Clinical trial data indicate that supportive interactions with health care providers can benefit patients and may be especially helpful for people who tend to be reclusive (keep to themselves). In a trial funded in part by NCCIH and published in Social Science & Medicine, participants with irritable bowel syndrome (IBS) who received placebo (simulated) acupuncture had some improvement in symptoms, but those who also received support from the acupuncture practitioner experienced even greater improvement.

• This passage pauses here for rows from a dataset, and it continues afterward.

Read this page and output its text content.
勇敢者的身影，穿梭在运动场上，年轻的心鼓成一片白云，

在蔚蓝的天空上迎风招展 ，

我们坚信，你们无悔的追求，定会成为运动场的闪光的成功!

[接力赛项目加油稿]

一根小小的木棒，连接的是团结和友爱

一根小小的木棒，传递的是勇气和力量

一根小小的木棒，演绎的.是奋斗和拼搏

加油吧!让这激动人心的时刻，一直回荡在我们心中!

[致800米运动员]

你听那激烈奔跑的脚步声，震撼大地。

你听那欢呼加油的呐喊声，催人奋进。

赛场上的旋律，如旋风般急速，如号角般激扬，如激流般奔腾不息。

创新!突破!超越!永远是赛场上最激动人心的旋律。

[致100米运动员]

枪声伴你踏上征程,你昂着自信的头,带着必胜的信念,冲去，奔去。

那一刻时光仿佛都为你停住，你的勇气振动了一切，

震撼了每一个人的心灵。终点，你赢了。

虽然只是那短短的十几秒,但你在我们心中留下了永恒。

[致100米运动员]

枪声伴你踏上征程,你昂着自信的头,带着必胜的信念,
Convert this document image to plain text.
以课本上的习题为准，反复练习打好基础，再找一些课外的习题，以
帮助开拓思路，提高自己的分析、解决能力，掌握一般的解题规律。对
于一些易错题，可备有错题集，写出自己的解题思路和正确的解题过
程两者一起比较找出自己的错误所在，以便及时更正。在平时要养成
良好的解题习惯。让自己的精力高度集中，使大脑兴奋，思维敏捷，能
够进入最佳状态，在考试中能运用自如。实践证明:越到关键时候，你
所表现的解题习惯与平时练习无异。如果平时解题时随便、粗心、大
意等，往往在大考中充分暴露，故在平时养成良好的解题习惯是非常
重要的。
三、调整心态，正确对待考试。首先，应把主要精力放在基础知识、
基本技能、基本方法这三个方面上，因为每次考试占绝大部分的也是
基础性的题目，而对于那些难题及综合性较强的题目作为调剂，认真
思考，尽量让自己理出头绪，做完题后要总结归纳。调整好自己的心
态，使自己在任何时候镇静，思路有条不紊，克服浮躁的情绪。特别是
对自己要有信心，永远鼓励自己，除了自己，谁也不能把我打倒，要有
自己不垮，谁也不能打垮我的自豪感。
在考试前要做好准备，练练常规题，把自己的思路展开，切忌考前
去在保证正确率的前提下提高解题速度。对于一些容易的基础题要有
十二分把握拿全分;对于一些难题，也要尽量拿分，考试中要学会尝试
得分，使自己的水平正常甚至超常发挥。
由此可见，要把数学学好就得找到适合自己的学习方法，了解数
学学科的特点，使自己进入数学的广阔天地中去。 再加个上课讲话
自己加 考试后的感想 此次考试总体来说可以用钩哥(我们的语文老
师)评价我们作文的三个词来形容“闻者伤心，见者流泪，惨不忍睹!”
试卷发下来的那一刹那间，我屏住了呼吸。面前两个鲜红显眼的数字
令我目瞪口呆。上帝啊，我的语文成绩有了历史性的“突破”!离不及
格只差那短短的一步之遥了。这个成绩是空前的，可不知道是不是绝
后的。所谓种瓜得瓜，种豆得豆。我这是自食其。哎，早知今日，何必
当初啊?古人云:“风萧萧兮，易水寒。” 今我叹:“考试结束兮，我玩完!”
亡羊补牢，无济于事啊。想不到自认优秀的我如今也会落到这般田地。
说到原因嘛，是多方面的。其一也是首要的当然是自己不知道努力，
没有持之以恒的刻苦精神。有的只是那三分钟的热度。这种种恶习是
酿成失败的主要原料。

Researchers from Harvard Medical School Osher Research Center and other Boston-area institutions randomly assigned participants with IBS to one of three groups: wait list (assessment and observation only), placebo acupuncture alone (minimal interaction with the practitioner), or placebo acupuncture plus supportive interaction with the practitioner (detailed questions, expressions of empathy, attentive listening, etc.). Simulated acupuncture alone yielded modest improvement of IBS symptoms, but when combined with supportive interaction simulated acupuncture brought significant improvement. Upon further analysis of participant characteristics (452 background, medical, psychological, and social factors for 289 participants) to see whether some participants benefited more than others from the supportive interaction, only two factors—reclusiveness and previous trial experience—stood out. (The analysis also suggested that participants who did not receive practitioner support benefited from getting a chance to talk about their experiences in an interview.) To sift through the many factors and ensure important results weren't inadvertently eliminated, this study used a statistical technique widely used in genomics research to test thousands of genes for links to diseases.
In light of these findings, the authors recommended additional research to explore the role of patient-practitioner interactions and other social factors in healing.